Kabul, Afghanistan – U.S. warplanes accidentally strafed Canadian troops fighting the Taliban in southern Afghanistan early Monday, killing one soldier and wounding several, NATO officials said.
The “friendly fire” incident happened near Panjwayi, where NATO troops have been fighting with the Taliban for three days, part of Operation Medusa. On Monday morning, NATO troops called for close air support. Two U.S. A-10 aircraft responded but hit the Canadian forces with cannons by mistake, NATO officials said.
“It is particularly distressing to us all when, despite the care and precautions that are always applied, a tragedy like this happens,” said Lt. Gen. David Richards, the commander of the International Security Assistance Force, the NATO-led forces that assumed security control of most of Afghanistan in August.
International troops are facing their toughest challenge from Taliban insurgents since the regime fell almost five years ago. The Taliban has taken advantage of a weak government in the south and is often paying recruits more than the government pays its soldiers.
Also Monday, a suicide bomber attacked a British-led NATO convoy in Kabul along a road frequently targeted by suicide attackers and home to many United Nations agencies and relief groups. The bomber, in a Toyota truck, killed one British soldier and four Afghans, officials said. Two of the Afghans were brothers who helped their father fix flat tires. The two others were young men riding past on a motorcycle.

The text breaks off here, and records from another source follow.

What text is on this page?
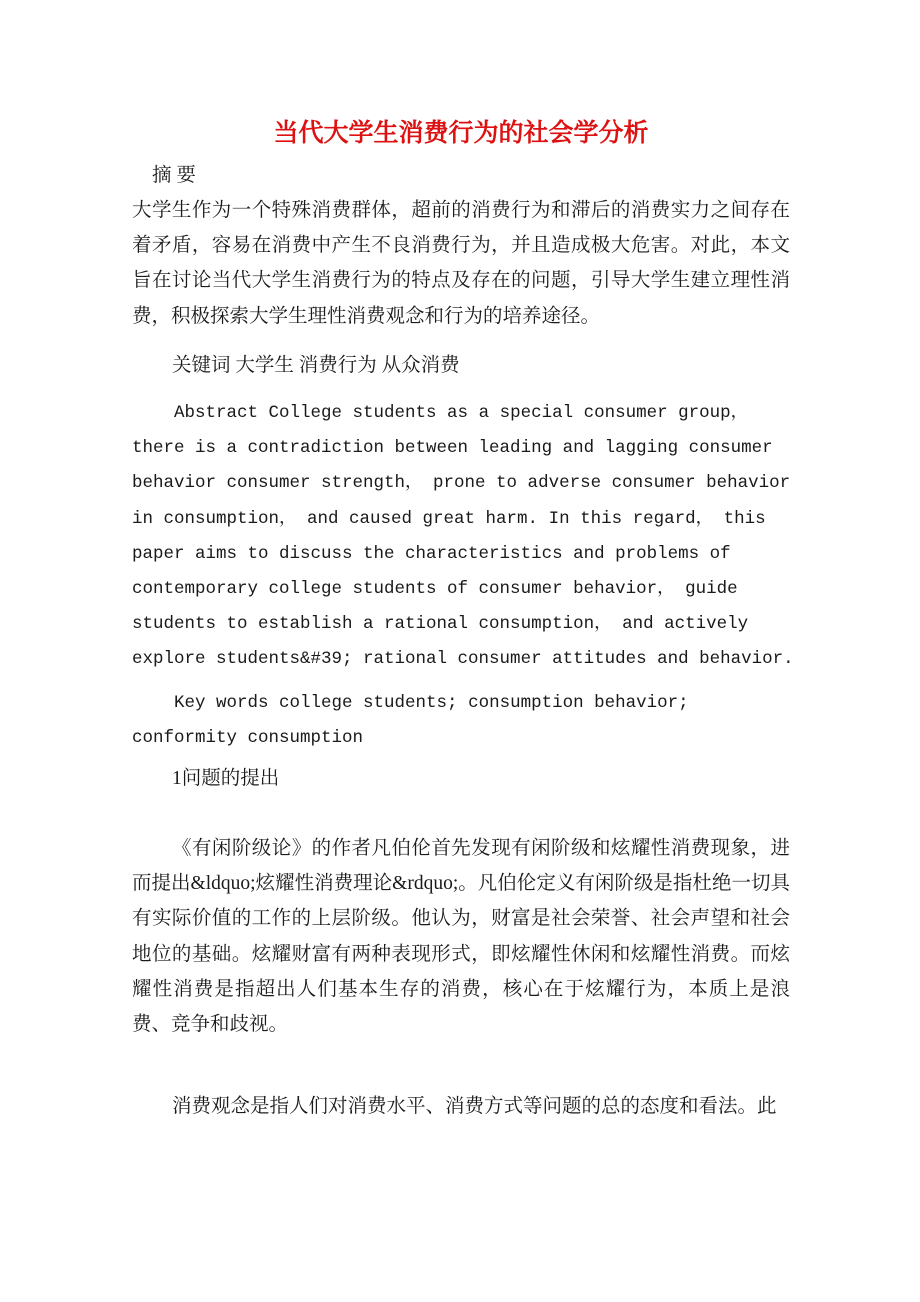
当代大学生消费行为的社会学分析

摘 要

大学生作为一个特殊消费群体，超前的消费行为和滞后的消费实力之间存在着矛盾，容易在消费中产生不良消费行为，并且造成极大危害。对此，本文旨在讨论当代大学生消费行为的特点及存在的问题，引导大学生建立理性消费，积极探索大学生理性消费观念和行为的培养途径。

关键词 大学生 消费行为 从众消费

Abstract College students as a special consumer group， there is a contradiction between leading and lagging consumer behavior consumer strength， prone to adverse consumer behavior in consumption， and caused great harm. In this regard， this paper aims to discuss the characteristics and problems of contemporary college students of consumer behavior， guide students to establish a rational consumption， and actively explore students&#39; rational consumer attitudes and behavior.

Key words college students; consumption behavior; conformity consumption

1问题的提出

《有闲阶级论》的作者凡伯伦首先发现有闲阶级和炫耀性消费现象，进而提出&ldquo;炫耀性消费理论&rdquo;。凡伯伦定义有闲阶级是指杜绝一切具有实际价值的工作的上层阶级。他认为，财富是社会荣誉、社会声望和社会地位的基础。炫耀财富有两种表现形式，即炫耀性休闲和炫耀性消费。而炫耀性消费是指超出人们基本生存的消费，核心在于炫耀行为，本质上是浪费、竞争和歧视。

消费观念是指人们对消费水平、消费方式等问题的总的态度和看法。此
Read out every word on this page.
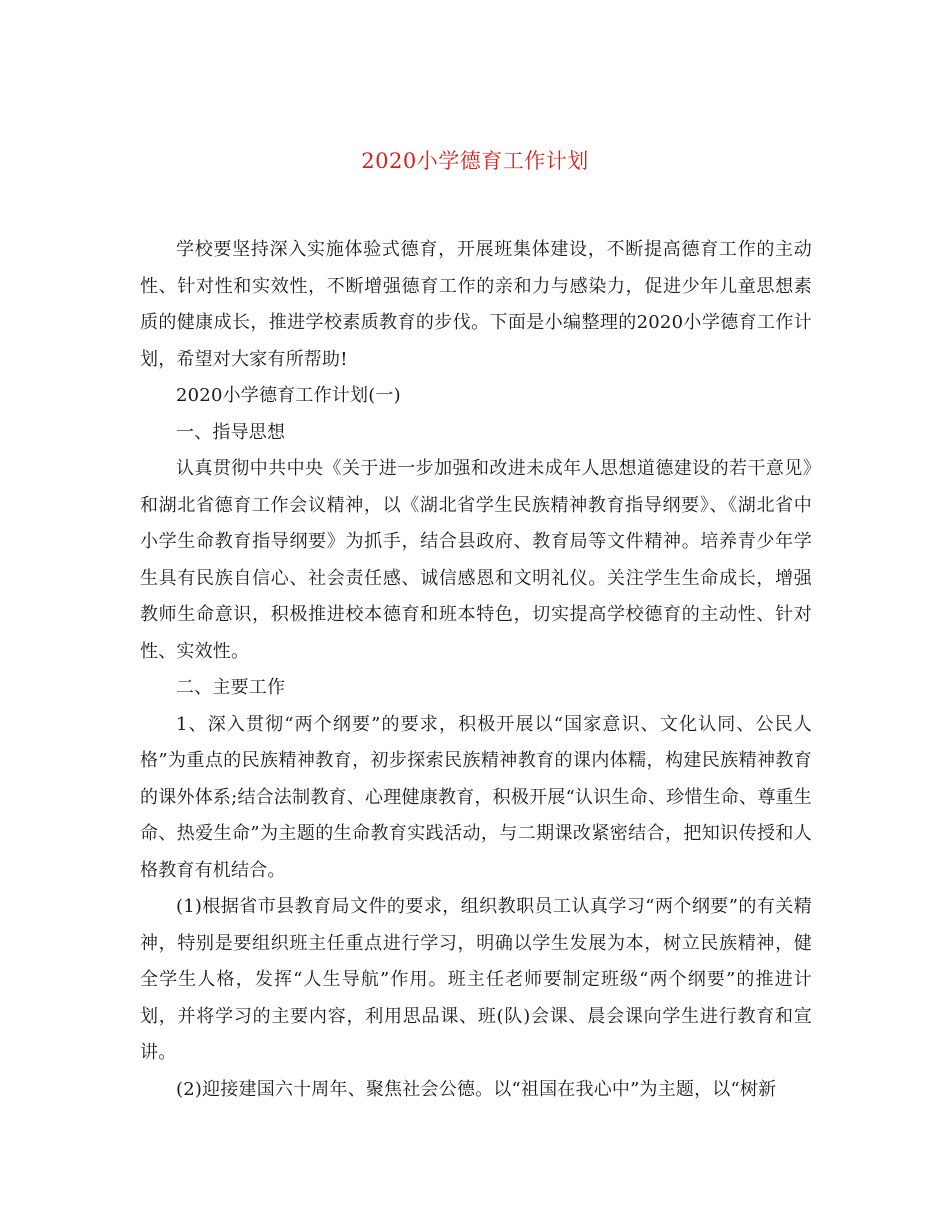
2020小学德育工作计划

学校要坚持深入实施体验式德育，开展班集体建设，不断提高德育工作的主动性、针对性和实效性，不断增强德育工作的亲和力与感染力，促进少年儿童思想素质的健康成长，推进学校素质教育的步伐。下面是小编整理的2020小学德育工作计划，希望对大家有所帮助!

2020小学德育工作计划(一)

一、指导思想

认真贯彻中共中央《关于进一步加强和改进未成年人思想道德建设的若干意见》和湖北省德育工作会议精神，以《湖北省学生民族精神教育指导纲要》、《湖北省中小学生命教育指导纲要》为抓手，结合县政府、教育局等文件精神。培养青少年学生具有民族自信心、社会责任感、诚信感恩和文明礼仪。关注学生生命成长，增强教师生命意识，积极推进校本德育和班本特色，切实提高学校德育的主动性、针对性、实效性。

二、主要工作

1、深入贯彻“两个纲要”的要求，积极开展以“国家意识、文化认同、公民人格”为重点的民族精神教育，初步探索民族精神教育的课内体糯，构建民族精神教育的课外体系;结合法制教育、心理健康教育，积极开展“认识生命、珍惜生命、尊重生命、热爱生命”为主题的生命教育实践活动，与二期课改紧密结合，把知识传授和人格教育有机结合。

(1)根据省市县教育局文件的要求，组织教职员工认真学习“两个纲要”的有关精神，特别是要组织班主任重点进行学习，明确以学生发展为本，树立民族精神，健全学生人格，发挥“人生导航”作用。班主任老师要制定班级“两个纲要”的推进计划，并将学习的主要内容，利用思品课、班(队)会课、晨会课向学生进行教育和宣讲。

(2)迎接建国六十周年、聚焦社会公德。以“祖国在我心中”为主题，以“树新
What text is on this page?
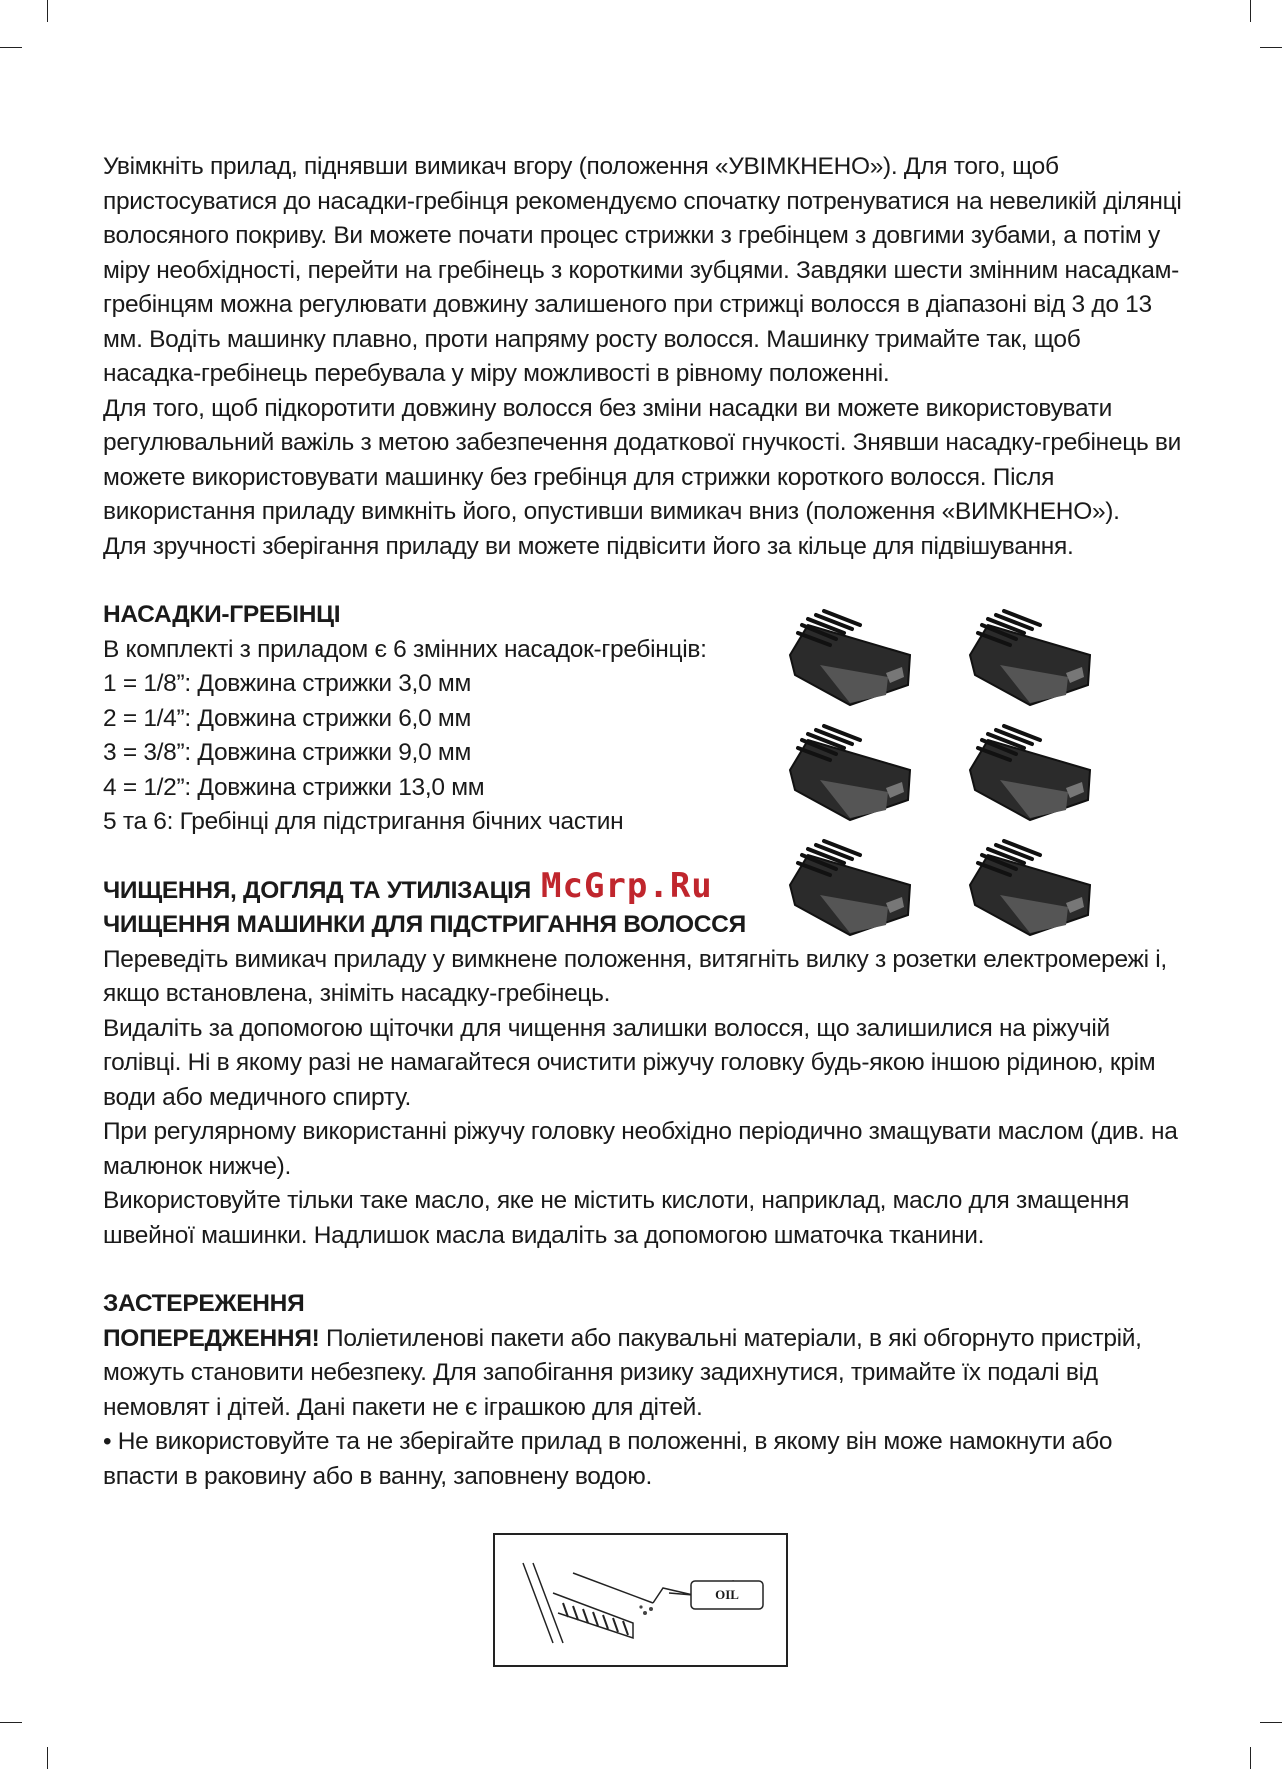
Увімкніть прилад, піднявши вимикач вгору (положення «УВІМКНЕНО»). Для того, щоб пристосуватися до насадки-гребінця рекомендуємо спочатку потренуватися на невеликій ділянці волосяного покриву. Ви можете почати процес стрижки з гребінцем з довгими зубами, а потім у міру необхідності, перейти на гребінець з короткими зубцями. Завдяки шести змінним насадкам-гребінцям можна регулювати довжину залишеного при стрижці волосся в діапазоні від 3 до 13 мм. Водіть машинку плавно, проти напряму росту волосся. Машинку тримайте так, щоб насадка-гребінець перебувала у міру можливості в рівному положенні.

Для того, щоб підкоротити довжину волосся без зміни насадки ви можете використовувати регулювальний важіль з метою забезпечення додаткової гнучкості. Знявши насадку-гребінець ви можете використовувати машинку без гребінця для стрижки короткого волосся. Після використання приладу вимкніть його, опустивши вимикач вниз (положення «ВИМКНЕНО»).

Для зручності зберігання приладу ви можете підвісити його за кільце для підвішування.

НАСАДКИ-ГРЕБІНЦІ

В комплекті з приладом є 6 змінних насадок-гребінців:

1 = 1/8”: Довжина стрижки 3,0 мм

2 = 1/4”: Довжина стрижки 6,0 мм

3 = 3/8”: Довжина стрижки 9,0 мм

4 = 1/2”: Довжина стрижки 13,0 мм

5 та 6: Гребінці для підстригання бічних частин

ЧИЩЕННЯ, ДОГЛЯД ТА УТИЛІЗАЦІЯ
ЧИЩЕННЯ МАШИНКИ ДЛЯ ПІДСТРИГАННЯ ВОЛОССЯ

Переведіть вимикач приладу у вимкнене положення, витягніть вилку з розетки електромережі і, якщо встановлена, зніміть насадку-гребінець.

Видаліть за допомогою щіточки для чищення залишки волосся, що залишилися на ріжучій голівці. Ні в якому разі не намагайтеся очистити ріжучу головку будь-якою іншою рідиною, крім води або медичного спирту.

При регулярному використанні ріжучу головку необхідно періодично змащувати маслом (див. на малюнок нижче).

Використовуйте тільки таке масло, яке не містить кислоти, наприклад, масло для змащення швейної машинки. Надлишок масла видаліть за допомогою шматочка тканини.

ЗАСТЕРЕЖЕННЯ

ПОПЕРЕДЖЕННЯ! Поліетиленові пакети або пакувальні матеріали, в які обгорнуто пристрій, можуть становити небезпеку. Для запобігання ризику задихнутися, тримайте їх подалі від немовлят і дітей. Дані пакети не є іграшкою для дітей.

• Не використовуйте та не зберігайте прилад в положенні, в якому він може намокнути або впасти в раковину або в ванну, заповнену водою.

McGrp.Ru
OIL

Another British soldier was seriously injured; two others were slightly injured. Four Afghans were injured.
The Taliban claimed responsibility for the attack. “I know there were civilians killed,” said Mohammed Hanif, a purported Taliban spokesman in the Kabul area. “We are deeply concerned about that and want to show our condolences to the families. But this is war, and these things happen.”
But the serious war has been happening in the south, where Taliban insurgents have regrouped and mounted a growing challenge to the NATO troops that took control from the U.S.-led coalition.
This was the first NATO aircraft-supported operation to have problems in more than 800 successful operations in Afghanistan, Richards said. An investigation has been ordered into the incident.
The accident is reminiscent of one in 2002, when a National Guard fighter pilot mistook a Canadian live-ammunition exercise in Afghanistan as an attack, dropped a bomb and killed four Canadian soldiers.